The next best job is probably St. Louis, and Lovie seems to be lobbying his old bosses with the Rams on your behalf. I love it when Bears’ fans wring their hands over the potential of losing Chico. He is, by all accounts a very good coach and a very smart man. I’m sure he’ll do fine as a head coach. But this is Lovie’s defense. It won’t run any differently with or without Rivera. They talked a lot last year about how the Bears’ defense was a blending of the Tampa Two that Lovie coached in Tampa Bay and St. Louis and the Eagles’ defenses that Rivera helped design under Jim Johnson. This year, you don’t hear that so much. Because it never was true. Lovie installed his defense, Chico learned how to call it and the difference between this year and last year is the health of Brian Urlacher, Walleye Ogunleye and (for the most part) Mike Brown.

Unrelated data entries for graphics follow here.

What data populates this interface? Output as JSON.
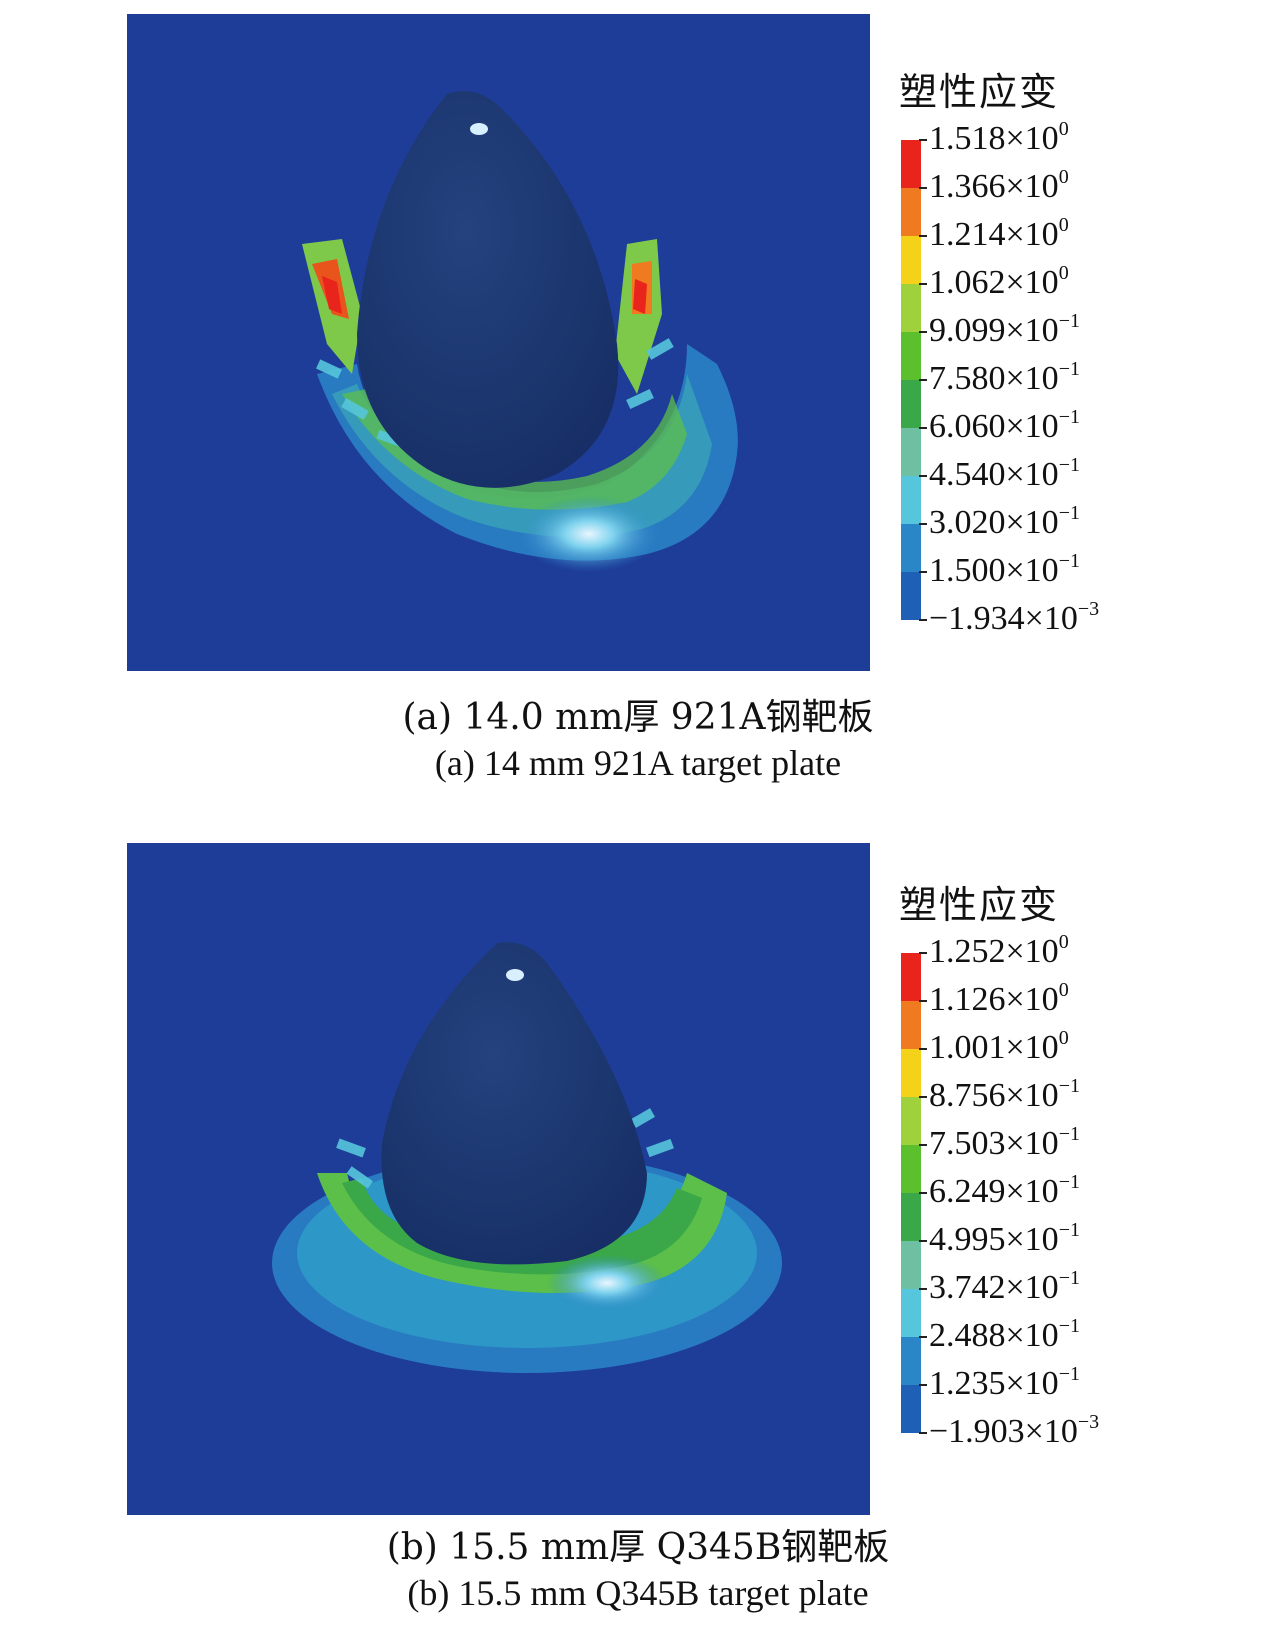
{
  "panel_a": {
    "legend_title": "塑性应变",
    "colors": [
      "#e8241c",
      "#f07a1f",
      "#f5d21a",
      "#9fd13c",
      "#5cbf2e",
      "#3aa849",
      "#6fbfa3",
      "#56c6dc",
      "#2b86c8",
      "#1f5fb6",
      "#1d3c96"
    ],
    "ticks": [
      {
        "mant": "1.518×10",
        "exp": "0"
      },
      {
        "mant": "1.366×10",
        "exp": "0"
      },
      {
        "mant": "1.214×10",
        "exp": "0"
      },
      {
        "mant": "1.062×10",
        "exp": "0"
      },
      {
        "mant": "9.099×10",
        "exp": "−1"
      },
      {
        "mant": "7.580×10",
        "exp": "−1"
      },
      {
        "mant": "6.060×10",
        "exp": "−1"
      },
      {
        "mant": "4.540×10",
        "exp": "−1"
      },
      {
        "mant": "3.020×10",
        "exp": "−1"
      },
      {
        "mant": "1.500×10",
        "exp": "−1"
      },
      {
        "mant": "−1.934×10",
        "exp": "−3"
      }
    ],
    "caption_cn": "(a) 14.0 mm厚 921A钢靶板",
    "caption_en": "(a) 14 mm 921A target plate"
  },
  "panel_b": {
    "legend_title": "塑性应变",
    "colors": [
      "#e8241c",
      "#f07a1f",
      "#f5d21a",
      "#9fd13c",
      "#5cbf2e",
      "#3aa849",
      "#6fbfa3",
      "#56c6dc",
      "#2b86c8",
      "#1f5fb6",
      "#1d3c96"
    ],
    "ticks": [
      {
        "mant": "1.252×10",
        "exp": "0"
      },
      {
        "mant": "1.126×10",
        "exp": "0"
      },
      {
        "mant": "1.001×10",
        "exp": "0"
      },
      {
        "mant": "8.756×10",
        "exp": "−1"
      },
      {
        "mant": "7.503×10",
        "exp": "−1"
      },
      {
        "mant": "6.249×10",
        "exp": "−1"
      },
      {
        "mant": "4.995×10",
        "exp": "−1"
      },
      {
        "mant": "3.742×10",
        "exp": "−1"
      },
      {
        "mant": "2.488×10",
        "exp": "−1"
      },
      {
        "mant": "1.235×10",
        "exp": "−1"
      },
      {
        "mant": "−1.903×10",
        "exp": "−3"
      }
    ],
    "caption_cn": "(b) 15.5 mm厚 Q345B钢靶板",
    "caption_en": "(b) 15.5 mm Q345B target plate"
  },
  "background_color": "#1e3d99"
}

This won’t be Buddy Ryan leaving and the GM’s idiot brother coming in to run a blander version like we saw with the Tobins.

One of the interesting things this offseason will be to see if somebody hires Singletary. Two years ago he was a finalist for the job at Baylor, his alma mater. That seemed like a no-brainer. Bring in your most famous football alum, a very smart man with a deep knowledge of the game, enough connections in the game to assemble a top-notch staff and try to put Baylor football back on a map that it hadn’t been on since…since he played there. So what did they do? They hired Guy Morriss. But hey, they beat Samford this year!

Singeltary’s going to interview for the Lions’ job, and we’re not sure if it’s a real interview or just Matt Millen’s way of keeping the diversity committee off his ass, but I for one, hope it is a real interview and that Singletary doesn’t get the job. You don’t want to be Millen’s next (last) hire. Unless you turn the Lions around quickly, in a year, at the most, two, the new GM is going to be itching to hire “his guy” and chances are that won’t be you.

One last thing about coaches. The coaches of the six NFC playoff teams have interesting backgrounds. Three of them (The Manatee, Chucky Gruden and Joe Gibbs) have won Super Bowls, one of them has coached in a Super Bowl within the last two years (John Fox) and one reached the AFC title game when he was in Jacksonville (Tom Coughlin), and one is Lovie Smith. Something tells me that despite this, Lovie’s not exactly intimidated.